What Causes Condensation in the Home?
Condensation is the effect of warm, humid air coming into contact with a cold surface. Warm air holds more moisture than cold air, so as the air cools moisture will form into condensation on surfaces.
What Makes the Air Inside my Home so Humid?
Day to day life can cause quite a bit of moisture to be released into the air in your home. Everyday activities such as showering, bathing, cooking, laundry, cleaning and even breathing will add moisture to the home. Then in today’s energy efficient construction moisture tends to stay within the home. Even plants will release humidity into the air.
What Risks are there for the Structure?
Indoor air with high amounts of moisture has a higher pressure than outdoor air, so it will continually push out on on the structure in an attempt to equalize pressure with the outside.
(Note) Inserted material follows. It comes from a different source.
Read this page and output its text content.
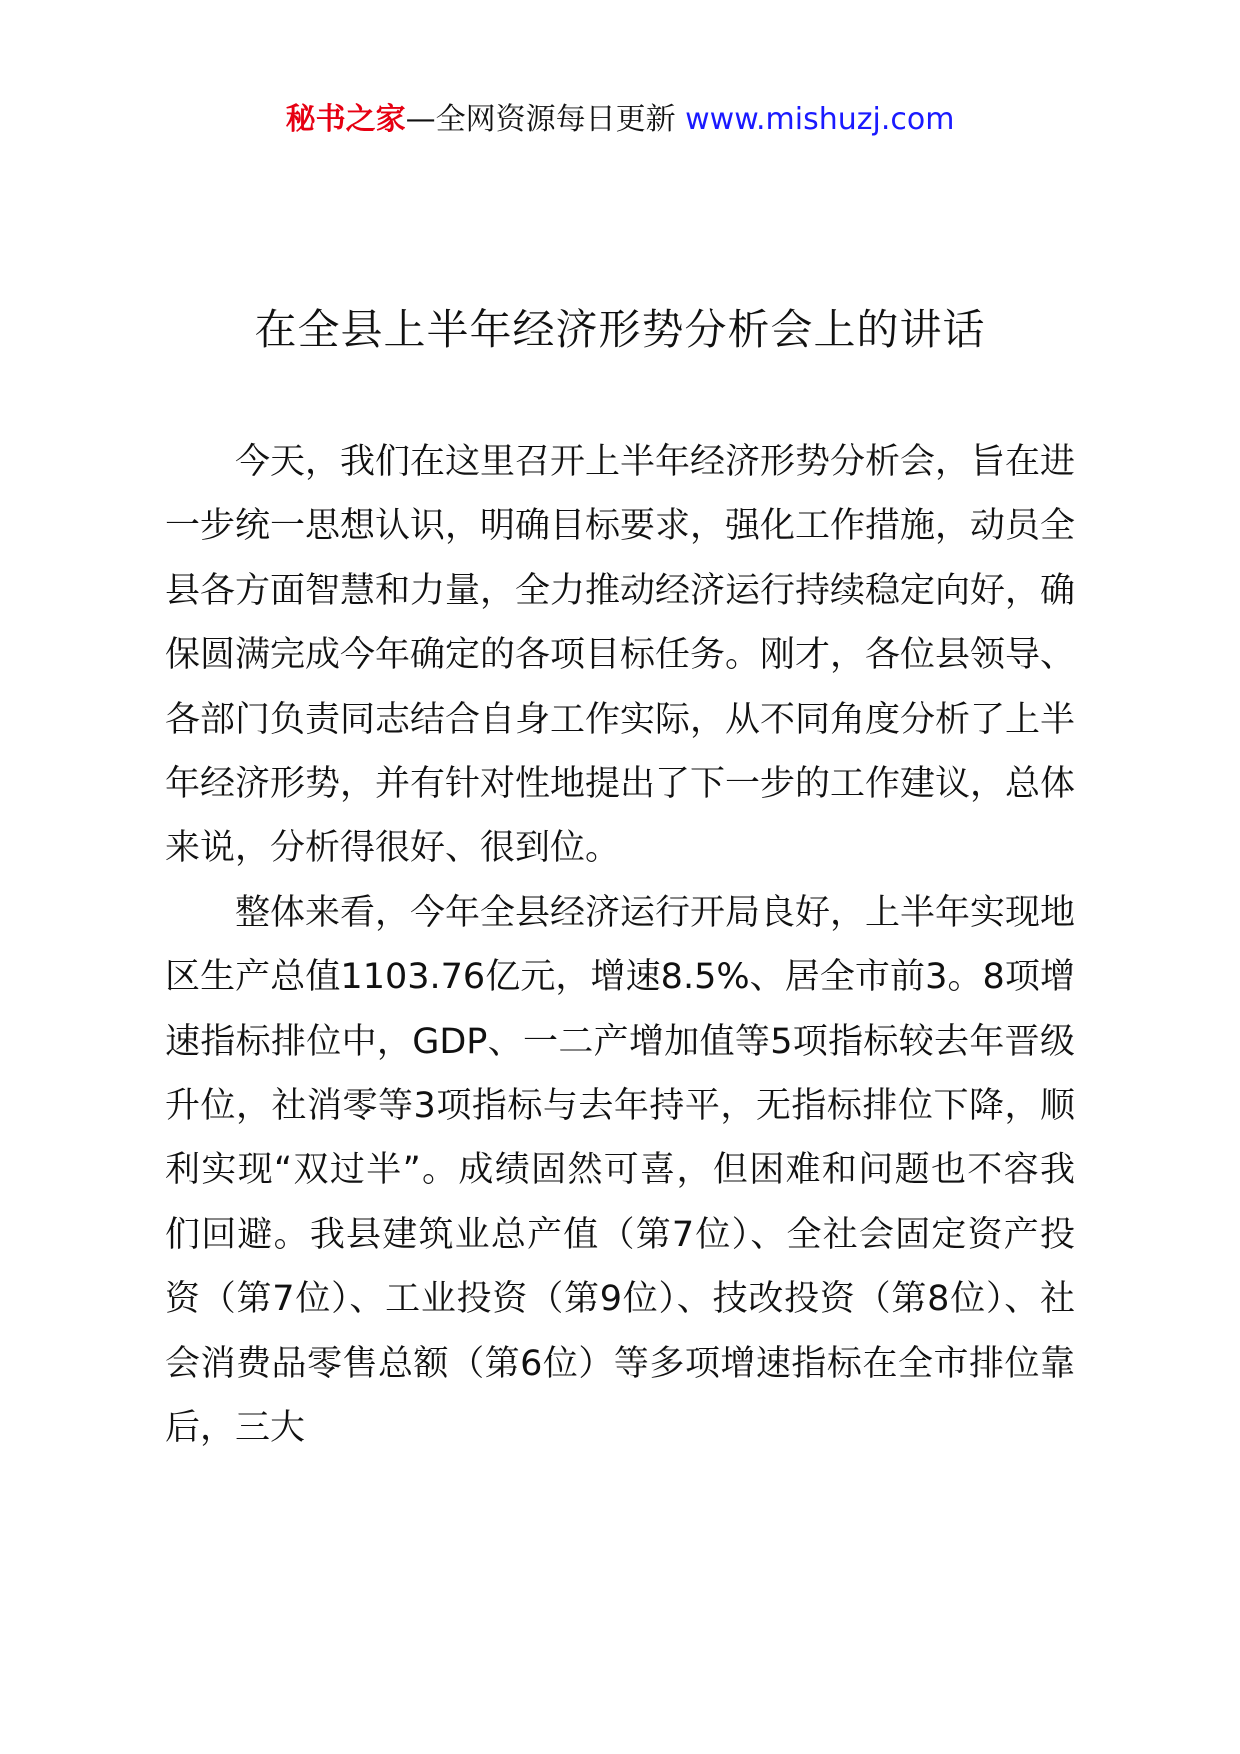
秘书之家—全网资源每日更新 www.mishuzj.com
在全县上半年经济形势分析会上的讲话

今天，我们在这里召开上半年经济形势分析会，旨在进一步统一思想认识，明确目标要求，强化工作措施，动员全县各方面智慧和力量，全力推动经济运行持续稳定向好，确保圆满完成今年确定的各项目标任务。刚才，各位县领导、各部门负责同志结合自身工作实际，从不同角度分析了上半年经济形势，并有针对性地提出了下一步的工作建议，总体来说，分析得很好、很到位。

整体来看，今年全县经济运行开局良好，上半年实现地区生产总值1103.76亿元，增速8.5%、居全市前3。8项增速指标排位中，GDP、一二产增加值等5项指标较去年晋级升位，社消零等3项指标与去年持平，无指标排位下降，顺利实现“双过半”。成绩固然可喜，但困难和问题也不容我们回避。我县建筑业总产值（第7位）、全社会固定资产投资（第7位）、工业投资（第9位）、技改投资（第8位）、社会消费品零售总额（第6位）等多项增速指标在全市排位靠后，三大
Potential damage includes destroying the insulation, causing the paint to peel or blister, staining the walls and ceilings and structural damage to the floors, wall supports or foundation.
When is the Highest Risk Time for Condensation?
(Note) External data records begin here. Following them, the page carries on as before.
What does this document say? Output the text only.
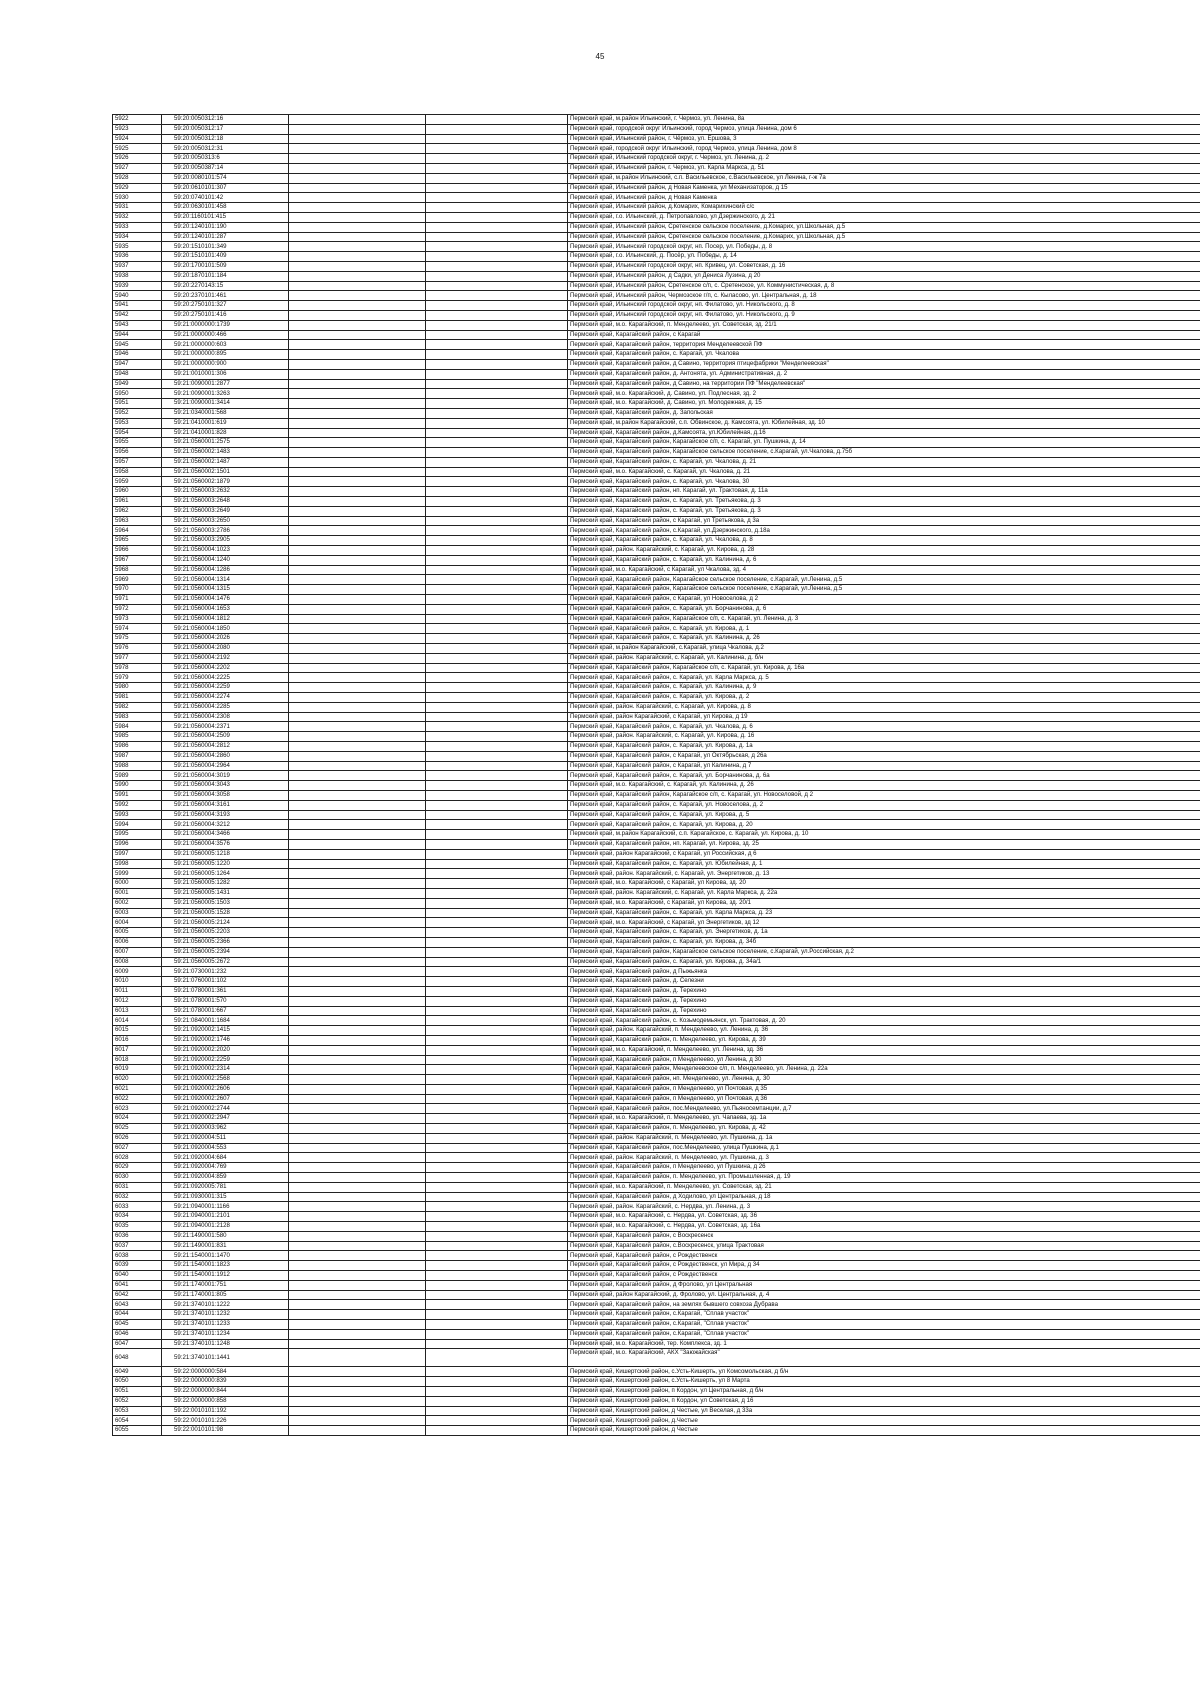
45
5922	59:20:0050312:16			Пермский край, м.район Ильинский, г. Чермоз, ул. Ленина, 8а
5923	59:20:0050312:17			Пермский край, городской округ Ильинский, город Чермоз, улица Ленина, дом 6
5924	59:20:0050312:18			Пермский край, Ильинский район, г. Чёрмоз, ул. Ершова, 3
5925	59:20:0050312:31			Пермский край, городской округ Ильинский, город Чермоз, улица Ленина, дом 8
5926	59:20:0050313:6			Пермский край, Ильинский городской округ, г. Чермоз, ул. Ленина, д. 2
5927	59:20:0050387:14			Пермский край, Ильинский район, г. Чермоз, ул. Карла Маркса, д. 51
5928	59:20:0080101:574			Пермский край, м.район Ильинский, с.п. Васильевское, с.Васильевское, ул Ленина, г-ж 7а
5929	59:20:0610101:307			Пермский край, Ильинский район, д Новая Каменка, ул Механизаторов, д 15
5930	59:20:0740101:42			Пермский край, Ильинский район, д Новая Каменка
5931	59:20:0630101:458			Пермский край, Ильинский район, д.Комарих, Комарихинский с/с
5932	59:20:1160101:415			Пермский край, г.о. Ильинский, д. Петропавлово, ул Дзержинского, д. 21
5933	59:20:1240101:190			Пермский край, Ильинский район, Сретенское сельское поселение, д.Комарих, ул.Школьная, д.5
5934	59:20:1240101:287			Пермский край, Ильинский район, Сретенское сельское поселение, д.Комарих, ул.Школьная, д.5
5935	59:20:1510101:349			Пермский край, Ильинский городской округ, нп. Посер, ул. Победы, д. 8
5936	59:20:1510101:409			Пермский край, г.о. Ильинский, д. Посёр, ул. Победы, д. 14
5937	59:20:1700101:509			Пермский край, Ильинский городской округ, нп. Кривец, ул. Советская, д. 16
5938	59:20:1870101:184			Пермский край, Ильинский район, д Садки, ул Дениса Лузина, д 20
5939	59:20:2270143:15			Пермский край, Ильинский район, Сретенское с/п, с. Сретенское, ул. Коммунистическая, д. 8
5940	59:20:2370101:461			Пермский край, Ильинский район, Чермозское г/п, с. Кыласово, ул. Центральная, д. 18
5941	59:20:2750101:327			Пермский край, Ильинский городской округ, нп. Филатово, ул. Никольского, д. 8
5942	59:20:2750101:416			Пермский край, Ильинский городской округ, нп. Филатово, ул. Никольского, д. 9
5943	59:21:0000000:1739			Пермский край, м.о. Карагайский, п. Менделеево, ул. Советская, зд. 21/1
5944	59:21:0000000:466			Пермский край, Карагайский район, с Карагай
5945	59:21:0000000:603			Пермский край, Карагайский район, территория Менделеевской ПФ
5946	59:21:0000000:895			Пермский край, Карагайский район, с. Карагай, ул. Чкалова
5947	59:21:0000000:900			Пермский край, Карагайский район, д Савино, территория птицефабрики "Менделеевская"
5948	59:21:0010001:306			Пермский край, Карагайский район, д. Антонята, ул. Административная, д. 2
5949	59:21:0090001:2877			Пермский край, Карагайский район, д Савино, на территории ПФ "Менделеевская"
5950	59:21:0090001:3263			Пермский край, м.о. Карагайский, д. Савино, ул. Подлесная, зд. 2
5951	59:21:0090001:3414			Пермский край, м.о. Карагайский, д. Савино, ул. Молодежная, д. 15
5952	59:21:0340001:568			Пермский край, Карагайский район, д. Запольская
5953	59:21:0410001:619			Пермский край, м.район Карагайский, с.п. Обвинское, д. Камсоята, ул. Юбилейная, зд. 10
5954	59:21:0410001:828			Пермский край, Карагайский район, д.Камсоята, ул.Юбилейная, д.16
5955	59:21:0560001:2575			Пермский край, Карагайский район, Карагайское с/п, с. Карагай, ул. Пушкина, д. 14
5956	59:21:0560002:1483			Пермский край, Карагайский район, Карагайское сельское поселение, с.Карагай, ул.Чкалова, д.75б
5957	59:21:0560002:1487			Пермский край, Карагайский район, с. Карагай, ул. Чкалова, д. 21
5958	59:21:0560002:1501			Пермский край, м.о. Карагайский, с. Карагай, ул. Чкалова, д. 21
5959	59:21:0560002:1879			Пермский край, Карагайский район, с. Карагай, ул. Чкалова, 30
5960	59:21:0560003:2632			Пермский край, Карагайский район, нп. Карагай, ул. Трактовая, д. 11а
5961	59:21:0560003:2648			Пермский край, Карагайский район, с. Карагай, ул. Третьякова, д. 3
5962	59:21:0560003:2649			Пермский край, Карагайский район, с. Карагай, ул. Третьякова, д. 3
5963	59:21:0560003:2650			Пермский край, Карагайский район, с Карагай, ул Третьякова, д 3а
5964	59:21:0560003:2786			Пермский край, Карагайский район, с.Карагай, ул.Дзержинского, д.18а
5965	59:21:0560003:2905			Пермский край, Карагайский район, с. Карагай, ул. Чкалова, д. 8
5966	59:21:0560004:1023			Пермский край, район. Карагайский, с. Карагай, ул. Кирова, д. 28
5967	59:21:0560004:1240			Пермский край, Карагайский район, с. Карагай, ул. Калинина, д. 6
5968	59:21:0560004:1286			Пермский край, м.о. Карагайский, с Карагай, ул Чкалова, зд. 4
5969	59:21:0560004:1314			Пермский край, Карагайский район, Карагайское сельское поселение, с.Карагай, ул.Ленина, д.5
5970	59:21:0560004:1315			Пермский край, Карагайский район, Карагайское сельское поселение, с.Карагай, ул.Ленина, д.5
5971	59:21:0560004:1476			Пермский край, Карагайский район, с Карагай, ул Новоселова, д 2
5972	59:21:0560004:1653			Пермский край, Карагайский район, с. Карагай, ул. Борчанинова, д. 6
5973	59:21:0560004:1812			Пермский край, Карагайский район, Карагайское с/п, с. Карагай, ул. Ленина, д. 3
5974	59:21:0560004:1850			Пермский край, Карагайский район, с. Карагай, ул. Кирова, д. 1
5975	59:21:0560004:2026			Пермский край, Карагайский район, с. Карагай, ул. Калинина, д. 26
5976	59:21:0560004:2080			Пермский край, м.район Карагайский, с.Карагай, улица Чкалова, д.2
5977	59:21:0560004:2192			Пермский край, район. Карагайский, с. Карагай, ул. Калинина, д. б/н
5978	59:21:0560004:2202			Пермский край, Карагайский район, Карагайское с/п, с. Карагай, ул. Кирова, д. 16а
5979	59:21:0560004:2225			Пермский край, Карагайский район, с. Карагай, ул. Карла Маркса, д. 5
5980	59:21:0560004:2259			Пермский край, Карагайский район, с. Карагай, ул. Калинина, д. 9
5981	59:21:0560004:2274			Пермский край, Карагайский район, с. Карагай, ул. Кирова, д. 2
5982	59:21:0560004:2285			Пермский край, район. Карагайский, с. Карагай, ул. Кирова, д. 8
5983	59:21:0560004:2308			Пермский край, район Карагайский, с Карагай, ул Кирова, д 19
5984	59:21:0560004:2371			Пермский край, Карагайский район, с. Карагай, ул. Чкалова, д. 6
5985	59:21:0560004:2509			Пермский край, район. Карагайский, с. Карагай, ул. Кирова, д. 16
5986	59:21:0560004:2812			Пермский край, Карагайский район, с. Карагай, ул. Кирова, д. 1а
5987	59:21:0560004:2860			Пермский край, Карагайский район, с Карагай, ул Октябрьская, д 26а
5988	59:21:0560004:2964			Пермский край, Карагайский район, с Карагай, ул Калинина, д 7
5989	59:21:0560004:3019			Пермский край, Карагайский район, с. Карагай, ул. Борчанинова, д. 6а
5990	59:21:0560004:3043			Пермский край, м.о. Карагайский, с. Карагай, ул. Калинина, д. 26
5991	59:21:0560004:3058			Пермский край, Карагайский район, Карагайское с/п, с. Карагай, ул. Новоселовой, д 2
5992	59:21:0560004:3161			Пермский край, Карагайский район, с. Карагай, ул. Новоселова, д. 2
5993	59:21:0560004:3193			Пермский край, Карагайский район, с. Карагай, ул. Кирова, д. 5
5994	59:21:0560004:3212			Пермский край, Карагайский район, с. Карагай, ул. Кирова, д. 20
5995	59:21:0560004:3466			Пермский край, м.район Карагайский, с.п. Карагайское, с. Карагай, ул. Кирова, д. 10
5996	59:21:0560004:3576			Пермский край, Карагайский район, нп. Карагай, ул. Кирова, зд. 25
5997	59:21:0560005:1218			Пермский край, район Карагайский, с Карагай, ул Российская, д 6
5998	59:21:0560005:1220			Пермский край, Карагайский район, с. Карагай, ул. Юбилейная, д. 1
5999	59:21:0560005:1264			Пермский край, район. Карагайский, с. Карагай, ул. Энергетиков, д. 13
6000	59:21:0560005:1282			Пермский край, м.о. Карагайский, с Карагай, ул Кирова, зд. 20
6001	59:21:0560005:1431			Пермский край, район. Карагайский, с. Карагай, ул. Карла Маркса, д. 22а
6002	59:21:0560005:1503			Пермский край, м.о. Карагайский, с Карагай, ул Кирова, зд. 20/1
6003	59:21:0560005:1528			Пермский край, Карагайский район, с. Карагай, ул. Карла Маркса, д. 23
6004	59:21:0560005:2124			Пермский край, м.о. Карагайский, с Карагай, ул Энергетиков, зд 12
6005	59:21:0560005:2203			Пермский край, Карагайский район, с. Карагай, ул. Энергетиков, д. 1а
6006	59:21:0560005:2366			Пермский край, Карагайский район, с. Карагай, ул. Кирова, д. 34б
6007	59:21:0560005:2394			Пермский край, Карагайский район, Карагайское сельское поселение, с.Карагай, ул.Российская, д.2
6008	59:21:0560005:2672			Пермский край, Карагайский район, с. Карагай, ул. Кирова, д. 34а/1
6009	59:21:0730001:232			Пермский край, Карагайский район, д Пыжьянка
6010	59:21:0760001:102			Пермский край, Карагайский район, д. Селезни
6011	59:21:0780001:361			Пермский край, Карагайский район, д. Терехино
6012	59:21:0780001:570			Пермский край, Карагайский район, д. Терехино
6013	59:21:0780001:667			Пермский край, Карагайский район, д. Терехино
6014	59:21:0840001:1684			Пермский край, Карагайский район, с. Козьмодемьянск, ул. Трактовая, д. 20
6015	59:21:0920002:1415			Пермский край, район. Карагайский, п. Менделеево, ул. Ленина, д. 36
6016	59:21:0920002:1746			Пермский край, Карагайский район, п. Менделеево, ул. Кирова, д. 39
6017	59:21:0920002:2020			Пермский край, м.о. Карагайский, п. Менделеево, ул. Ленина, зд. 36
6018	59:21:0920002:2259			Пермский край, Карагайский район, п Менделеево, ул Ленина, д 30
6019	59:21:0920002:2314			Пермский край, Карагайский район, Менделеевское с/п, п. Менделеево, ул. Ленина, д. 22а
6020	59:21:0920002:2568			Пермский край, Карагайский район, нп. Менделеево, ул. Ленина, д. 30
6021	59:21:0920002:2606			Пермский край, Карагайский район, п Менделеево, ул Почтовая, д 35
6022	59:21:0920002:2607			Пермский край, Карагайский район, п Менделеево, ул Почтовая, д 36
6023	59:21:0920002:2744			Пермский край, Карагайский район, пос.Менделеево, ул.Пьяносемтанции, д.7
6024	59:21:0920002:2947			Пермский край, м.о. Карагайский, п. Менделеево, ул. Чапаева, зд. 1а
6025	59:21:0920003:962			Пермский край, Карагайский район, п. Менделеево, ул. Кирова, д. 42
6026	59:21:0920004:511			Пермский край, район. Карагайский, п. Менделеево, ул. Пушкина, д. 1а
6027	59:21:0920004:553			Пермский край, Карагайский район, пос.Менделеево, улица Пушкина, д.1
6028	59:21:0920004:684			Пермский край, район. Карагайский, п. Менделеево, ул. Пушкина, д. 3
6029	59:21:0920004:769			Пермский край, Карагайский район, п Менделеево, ул Пушкина, д 26
6030	59:21:0920004:859			Пермский край, Карагайский район, п. Менделеево, ул. Промышленная, д. 19
6031	59:21:0920005:781			Пермский край, м.о. Карагайский, п. Менделеево, ул. Советская, зд. 21
6032	59:21:0930001:315			Пермский край, Карагайский район, д Ходилово, ул Центральная, д 18
6033	59:21:0940001:1166			Пермский край, район. Карагайский, с. Нердва, ул. Ленина, д. 3
6034	59:21:0940001:2101			Пермский край, м.о. Карагайский, с. Нердва, ул. Советская, зд. 36
6035	59:21:0940001:2128			Пермский край, м.о. Карагайский, с. Нердва, ул. Советская, зд. 16а
6036	59:21:1490001:580			Пермский край, Карагайский район, с Воскресенск
6037	59:21:1490001:831			Пермский край, Карагайский район, с.Воскресенск, улица Трактовая
6038	59:21:1540001:1470			Пермский край, Карагайский район, с Рождественск
6039	59:21:1540001:1823			Пермский край, Карагайский район, с Рождественск, ул Мира, д 34
6040	59:21:1540001:1912			Пермский край, Карагайский район, с Рождественск
6041	59:21:1740001:751			Пермский край, Карагайский район, д Фролово, ул Центральная
6042	59:21:1740001:805			Пермский край, район Карагайский, д. Фролово, ул. Центральная, д. 4
6043	59:21:3740101:1222			Пермский край, Карагайский район, на землях бывшего совхоза Дубрава
6044	59:21:3740101:1232			Пермский край, Карагайский район, с.Карагай, "Сплав участок"
6045	59:21:3740101:1233			Пермский край, Карагайский район, с.Карагай, "Сплав участок"
6046	59:21:3740101:1234			Пермский край, Карагайский район, с.Карагай, "Сплав участок"
6047	59:21:3740101:1248			Пермский край, м.о. Карагайский, тер. Комплекса, зд. 1
6048	59:21:3740101:1441			Пермский край, м.о. Карагайский, АКХ "Заюжайская"
6049	59:22:0000000:584			Пермский край, Кишертский район, с.Усть-Кишерть, ул Комсомольская, д б/н
6050	59:22:0000000:839			Пермский край, Кишертский район, с.Усть-Кишерть, ул 8 Марта
6051	59:22:0000000:844			Пермский край, Кишертский район, п Кордон, ул Центральная, д б/н
6052	59:22:0000000:858			Пермский край, Кишертский район, п Кордон, ул Советская, д 16
6053	59:22:0010101:192			Пермский край, Кишертский район, д Честые, ул Веселая, д 33а
6054	59:22:0010101:226			Пермский край, Кишертский район, д.Честые
6055	59:22:0010101:98			Пермский край, Кишертский район, д Честые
- Chicagoland is a prime area at first for condensation since we average less than 35 degrees during January.
- During the summer and fall due to particularly damp air.
- Reverse condensation sometimes happens when it’s hot and humid outside, but cool in the home. Condensation will appear on the outside of the windows. You’re more likely to experience this if you have plants surrounding your windows.
- If there is a quick, significant drop in temperature, you’ll most likely experience temporary condensation.
- The first year after the structure is built or remodeled you’ll experience condensation as the building materials fully dry out.
- Bay and Bow Windows experience condensation more often than traditional windows since they stick out from the rest of the structure.
How do I Tell the Difference Between Normal Condensation and Condensation from Bad Seals on my Windows?
The easiest way to tell the difference is to run the finger test. Run your finger along the glass of the window in question. If your finger stays dry, it’s the seal, but if it gets damp, then it’s due to humidity.
My New Windows Have Condensation Problems, but my Old Windows Didn’t, How Come?
Most likely your old windows weren’t as energy efficient as your new ones and had cracks that allowed the moisture to escape.